Arthur’s slow to open his eyes, but the first thing he sees is Eames half smiling at him, then Eames leaning in again. Eames hand has migrated to Arthur’s waist, warm and broad over his sleep shirt. He goes straight for Arthur’s ear and whispers low and intimate, “You mentioned something about coffee?”
Arthur laughs, but stops short when Eames follows it up with his teeth on his earlobe.
The only thing Arthur can think is that they may have succeeded in making things exponentially worse. Arthur’s going to miss him like crazy now. Arthur misses him on his walk to the kitchen.
-
They’d agreed. After Arthur made good on making coffee, they’d agreed that they would hold off for the remainder of the job, and then they’d have all the time in the world (or upwards of three months, depending on the next job) to see if anything amounted to anything at all. It was all very adult.
But Arthur gets a text from Eames at 5:30 in the morning. It’s Eames. Eames is complaining about his bed. There are a lot of sad faces that Arthur has an inappropriate reaction to.
Eames picks up on the first ring.
“Are you texting me from the same house, Eames?”
“Are you phoning me from the same house, Arthur?” Eames always was prone to answering a question with a question.

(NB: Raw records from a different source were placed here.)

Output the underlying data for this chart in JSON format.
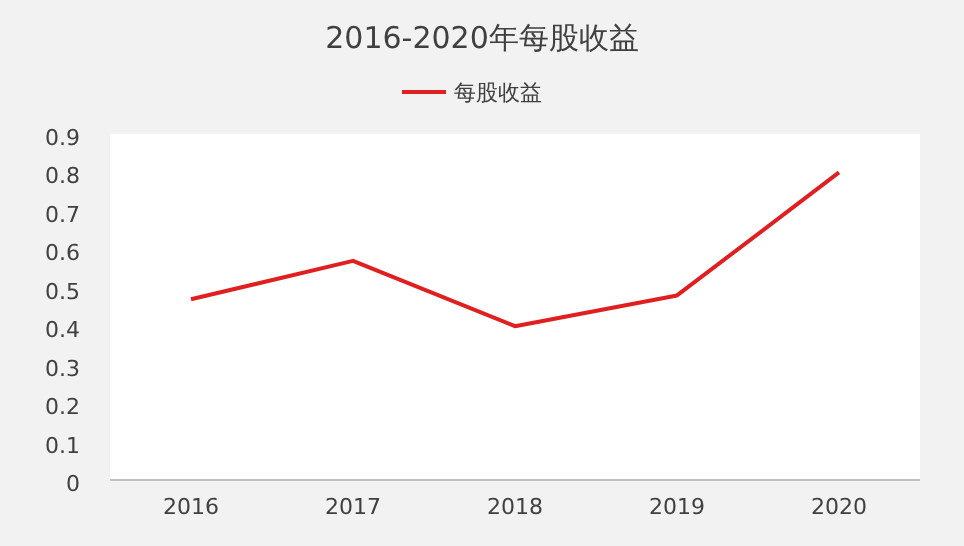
{
  "chart_data": {
    "type": "line",
    "title": "2016-2020年每股收益",
    "categories": [
      "2016",
      "2017",
      "2018",
      "2019",
      "2020"
    ],
    "series": [
      {
        "name": "每股收益",
        "color": "#e02020",
        "values": [
          0.47,
          0.57,
          0.4,
          0.48,
          0.8
        ]
      }
    ],
    "ylim": [
      0,
      0.9
    ],
    "yticks": [
      0,
      0.1,
      0.2,
      0.3,
      0.4,
      0.5,
      0.6,
      0.7,
      0.8,
      0.9
    ],
    "legend": "top",
    "grid": false
  }
}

Arthur ignores him and jumps ahead about four potentially funny but probably not really exchanges. “I thought you slept on the couch specifically because your bed was lumpy?”
Eames sighs straight into the phone. It’s loud enough that Arthur has to pull the phone away. He comes back in on, “...pulling an all nighter in the living room, the bastards.”
“Hmm,” Arthur says, the early hour making itself known with an intense wave of drowsiness. Arthur rolls on his side and pulls the blankets up his shoulder. “My bed has no lumps.”
Eames is quiet on the other end, as is his wont. “Is that an invitation, or are you rubbing it in?”
Arthur shuts his eyes. “Figure it out, Eames,” Arthur says and hangs up.
Everything about Eames is ice cold when he crawls into bed. Everything but the way he gets close.
“Fuck,” Arthur says when Eames puts his icy hands on Arthur’s stomach.
“Sorry,” Eames says. “It’s cold out. Haven’t had a chance to warm up yet.” He’s not even particularly lascivious about it, but Arthur can feel it, the low grade arousal that comes from getting Eames within touching distance. It would be so easy to go from low grade to high; Arthur wouldn’t even have to try.
But Arthur has to be up in under two hours and Eames has been up for just over twenty four. They’re getting close to the finish line, and Eames has to maintain his position at the lab and pull duty going under with Ariadne, designing the first level and getting to know the second. All this in addition to his normal skill set.
Eames wriggles and shifts until Arthur slings an arm over him and says, “Go to sleep, Eames.”
Eames breathes out and it’s minty and much warmer than the rest of him and it makes Arthur think that one kiss goodnight couldn’t hurt, not when they’re already curled up and in bed.
It doesn’t, not in the long run. Arthur gets up when he’s supposed to and leaves Eames in his warm bed, exactly like he said he would, doesn’t linger at all. And if he thinks about him now and again, it’s nothing that he wouldn’t have done anyway.
When he gets home after his particularly long workday, Eames is already gone.
Arthur grumbles ineffectually about muddy shoes in his path. He eats dinner and puts a plate in the fridge for Eames. He talks to Ariadne and Yusuf about the job, because none of them are content to leave work at work. He watches something full of plot holes that Yusuf loves and Ariadne loathes.
The last thing he does before he turns in is write ‘come to bed’ in sharpie on an orange post it note and slap it on the upstairs bathroom mirror.